- In its annual release on union membership, the U.S. Bureau of Labor Statistics reported that the number of wage and salary construction workers with union membership declined from a little more than 1 million in 2019 to 993,000 in 2020, but the percentage increased slightly from 12.6% to 12.7%. The number of those represented by unions, including those under project labor agreements, was about 1.1 million in 2019 (13.6% of total workers) but decreased to just over 1 million in 2020.
- As part of the report, the BLS also published data on union and nonunion construction wages and their year-over-year changes (see table below). Nonunion median weekly wages in 2019 were $868, almost 29% less than than the average union and union-affiliated wage but increased to $920 in 2020, almost 28% of their union and union-affiliated counterparts.
- Overall, there were fewer total wage and salary union members nationwide in 2020 when compared to 2019 — a decline of 2.2% to 14.3 million — but because of disproportionately larger coronavirus-related layoffs among nonunion workers, the percentage of workers in unions increased slightly by 0.5% to 10.8%. Self-employed workers were excluded from the report.

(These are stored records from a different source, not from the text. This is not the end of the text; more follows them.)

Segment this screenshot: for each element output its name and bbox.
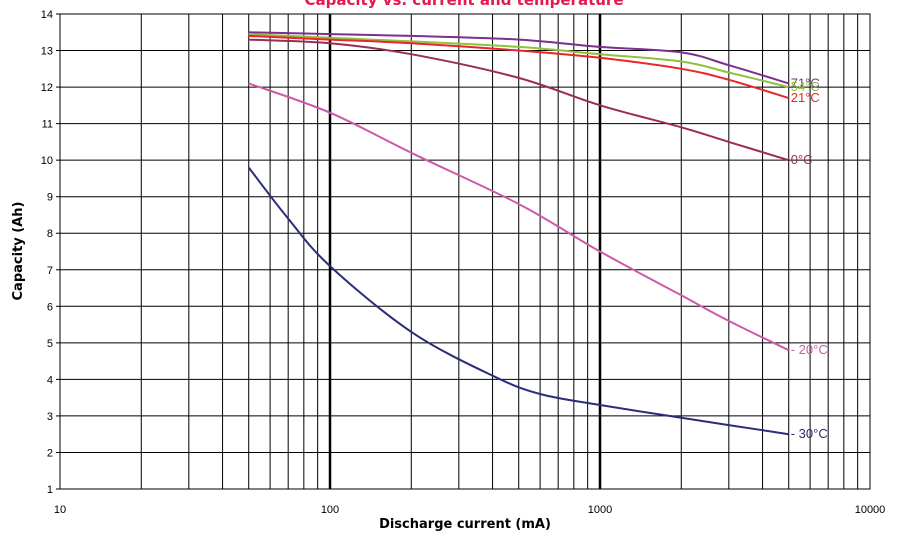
y-tick-label: 9 <box>47 192 53 204</box>
y-tick-label: 2 <box>47 447 53 459</box>
x-tick-label: 10000 <box>855 504 886 516</box>
series-line-0 <box>248 31 789 85</box>
series-label-5: - 30°C <box>791 426 828 441</box>
y-tick-label: 7 <box>47 265 53 277</box>
series-lines <box>247 31 790 436</box>
plot-area <box>59 13 871 490</box>
y-tick-label: 10 <box>41 155 53 167</box>
series-label-0: 71°C <box>791 75 820 90</box>
x-tick-label: 100 <box>321 504 339 516</box>
y-tick-label: 12 <box>41 82 53 94</box>
y-tick-label: 6 <box>47 301 53 313</box>
series-line-2 <box>248 34 789 99</box>
series-label-1: 54°C <box>791 79 820 94</box>
series-line-4 <box>248 82 790 352</box>
y-tick-label: 8 <box>47 228 53 240</box>
x-axis-label: Discharge current (mA) <box>379 517 551 532</box>
y-tick-label: 13 <box>41 46 53 58</box>
y-tick-label: 14 <box>41 9 53 21</box>
y-tick-label: 4 <box>47 374 53 386</box>
x-tick-label: 1000 <box>588 504 612 516</box>
series-label-2: 21°C <box>791 90 820 105</box>
series-label-4: - 20°C <box>791 342 828 357</box>
y-tick-label: 3 <box>47 411 53 423</box>
series-line-5 <box>247 166 789 436</box>
y-tick-label: 1 <box>47 484 53 496</box>
y-axis-label: Capacity (Ah) <box>11 202 26 301</box>
grid <box>60 14 870 489</box>
chart-title: Capacity vs. current and temperature <box>304 0 623 9</box>
series-label-3: 0°C <box>791 152 813 167</box>
series-line-3 <box>248 38 789 162</box>
series-line-1 <box>248 33 789 89</box>
series-labels: 71°C54°C21°C 0°C - 20°C - 30°C <box>791 75 828 441</box>
y-tick-label: 11 <box>42 119 53 131</box>
y-tick-label: 5 <box>47 338 53 350</box>
x-tick-label: 10 <box>54 504 66 516</box>
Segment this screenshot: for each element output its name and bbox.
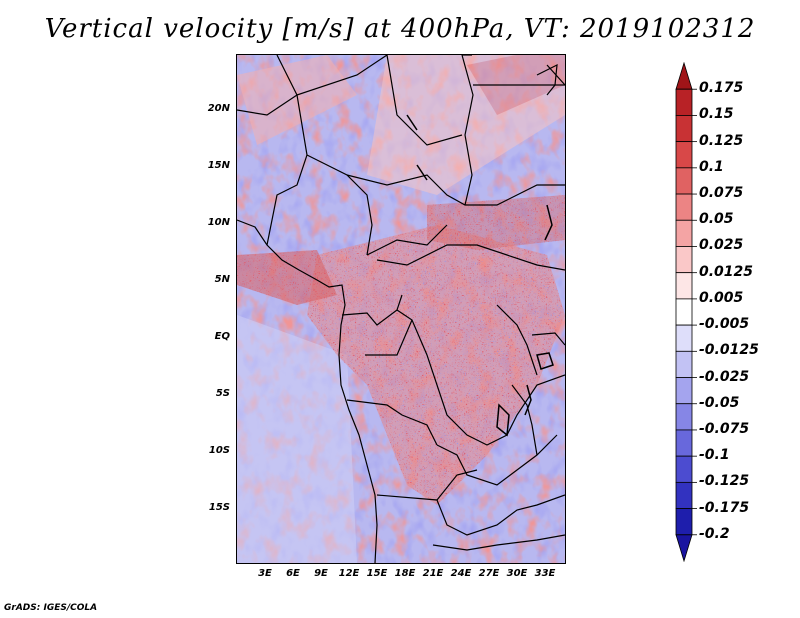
colorbar <box>675 62 697 562</box>
colorbar-label: 0.0125 <box>699 263 754 280</box>
colorbar-bin <box>675 481 693 509</box>
colorbar-label: 0.05 <box>699 211 734 228</box>
colorbar-label: -0.005 <box>699 316 750 333</box>
colorbar-bin <box>675 141 693 169</box>
lon-label: 6E <box>286 568 300 579</box>
lat-label: EQ <box>214 331 230 342</box>
lat-label: 10N <box>207 217 230 228</box>
colorbar-label: -0.175 <box>699 499 750 516</box>
colorbar-bin <box>675 88 693 116</box>
colorbar-label: -0.125 <box>699 473 750 490</box>
colorbar-bin <box>675 115 693 143</box>
lat-label: 15S <box>208 502 230 513</box>
colorbar-label: 0.175 <box>699 80 744 97</box>
colorbar-label: -0.0125 <box>699 342 759 359</box>
lat-label: 15N <box>207 160 230 171</box>
lon-label: 18E <box>394 568 416 579</box>
lon-label: 12E <box>338 568 360 579</box>
colorbar-bin <box>675 377 693 405</box>
colorbar-bin <box>675 403 693 431</box>
lon-label: 9E <box>314 568 328 579</box>
lat-label: 20N <box>207 103 230 114</box>
lon-label: 30E <box>506 568 528 579</box>
lat-label: 10S <box>208 445 230 456</box>
colorbar-bin <box>675 219 693 247</box>
colorbar-bin <box>675 324 693 352</box>
lon-label: 21E <box>422 568 444 579</box>
colorbar-bin <box>675 429 693 457</box>
grads-credit: GrADS: IGES/COLA <box>4 603 98 613</box>
lat-label: 5S <box>215 388 230 399</box>
map-title: Vertical velocity [m/s] at 400hPa, VT: 2… <box>44 14 756 44</box>
lon-label: 24E <box>450 568 472 579</box>
lon-label: 27E <box>478 568 500 579</box>
lon-label: 3E <box>258 568 272 579</box>
colorbar-label: -0.2 <box>699 525 730 542</box>
colorbar-label: 0.075 <box>699 185 744 202</box>
colorbar-label: 0.1 <box>699 158 724 175</box>
colorbar-label: 0.025 <box>699 237 744 254</box>
colorbar-label: 0.15 <box>699 106 734 123</box>
colorbar-label: -0.05 <box>699 394 740 411</box>
colorbar-bin <box>675 508 693 536</box>
colorbar-label: 0.125 <box>699 132 744 149</box>
colorbar-bin <box>675 167 693 195</box>
colorbar-label: 0.005 <box>699 289 744 306</box>
map-panel <box>236 54 566 564</box>
colorbar-bin <box>675 298 693 326</box>
lat-label: 5N <box>214 274 230 285</box>
colorbar-label: -0.025 <box>699 368 750 385</box>
colorbar-bin <box>675 193 693 221</box>
colorbar-bin <box>675 246 693 274</box>
coastlines-and-borders <box>237 55 565 563</box>
lon-label: 15E <box>366 568 388 579</box>
colorbar-bin <box>675 350 693 378</box>
colorbar-bin <box>675 455 693 483</box>
colorbar-bin <box>675 272 693 300</box>
colorbar-bin <box>675 62 693 90</box>
colorbar-label: -0.075 <box>699 420 750 437</box>
colorbar-label: -0.1 <box>699 447 730 464</box>
colorbar-bin <box>675 534 693 562</box>
vertical-velocity-field <box>237 55 565 563</box>
lon-label: 33E <box>534 568 556 579</box>
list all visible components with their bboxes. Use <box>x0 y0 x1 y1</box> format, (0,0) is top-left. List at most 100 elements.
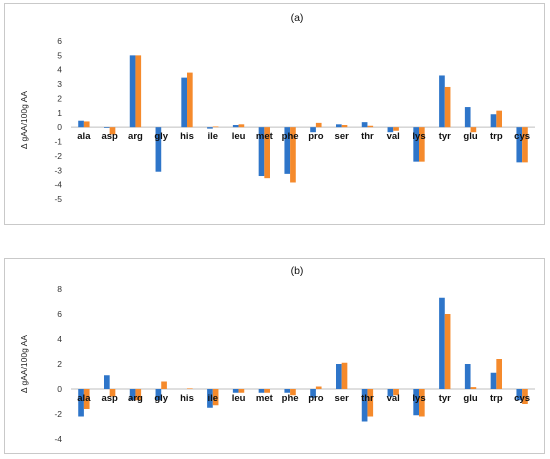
chart-a-y-tick-label: 6 <box>57 36 62 46</box>
chart-a-y-tick-label: -4 <box>54 180 62 190</box>
chart-b-bar-ala-series-1 <box>78 389 84 417</box>
chart-a-y-axis-label: Δ gAA/100g AA <box>19 91 29 149</box>
chart-a-category-label: leu <box>232 131 246 142</box>
chart-b-y-tick-label: 2 <box>57 359 62 369</box>
chart-b-y-axis-label: Δ gAA/100g AA <box>19 335 29 393</box>
chart-a-bar-ala-series-2 <box>83 121 90 128</box>
chart-b-category-label: asp <box>101 393 118 404</box>
chart-b-title: (b) <box>291 265 304 277</box>
chart-b-category-label: lys <box>412 393 425 404</box>
chart-b-bar-his-series-2 <box>187 388 193 390</box>
chart-a-bar-trp-series-2 <box>496 110 502 128</box>
chart-a-bar-trp-series-1 <box>490 114 497 128</box>
chart-a: (a) Δ gAA/100g AA -5 -4 -3 -2 -1 0 1 2 3 4 5 6 ala asp a… <box>19 12 535 204</box>
chart-a-bar-leu-series-2 <box>238 124 245 128</box>
chart-a-bar-gly-series-1 <box>155 127 162 172</box>
chart-a-bar-lys-series-2 <box>419 127 425 162</box>
chart-b-bar-val-series-2 <box>393 389 399 396</box>
chart-a-bar-leu-series-1 <box>232 125 239 128</box>
chart-a-bar-pro-series-2 <box>315 122 322 128</box>
chart-a-bar-met-series-1 <box>258 127 265 177</box>
chart-a-category-label: arg <box>128 131 143 142</box>
chart-b-bar-lys-series-2 <box>419 389 425 417</box>
chart-a-y-tick-label: 0 <box>57 122 62 132</box>
chart-b-bar-thr-series-2 <box>367 389 374 417</box>
chart-a-y-tick-label: 1 <box>57 108 62 118</box>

Union membership in all industries has decreased during the past decade from highs of 14.9% of workers in 2011 to 14.1% for union membership in 2013. However, that could change if President Joe Biden's administration follows through on its promise to create union jobs as part of a proposed $2 trillion infrastructure and energy plan. In addition, while he has not yet been confirmed, Biden has nominated Marty Walsh, former construction union leader and current mayor of Boston, for the position of Labor Secretary.
|Type of worker||2019 weekly salary||2020 weekly salary|
|Covered by a union contract||$1,240||$1,234|
Bolstering the BLS's findings on nonunion wages versus those with union membership or affiliation, at least in the Chicago metro area, was a January report from the Illinois Economic Policy Institute and the Project for Middle Class Renewal at the University of Illinois at Urbana-Champaign. Collective bargaining agreements, according to the group, were instrumental in securing a typical union journeyworker wages commensurate with those of urban Illinois workers with bachelor's degrees, about $77,300.
The authors of the report also found that the $7.5 billion in wages as a result of CBAs contributed significantly to the local economy, about $2.2 billion in total activity. The study also found that the workers covered by CBAs enjoyed an 11% increase in wages, outpacing the 6% rate of inflation.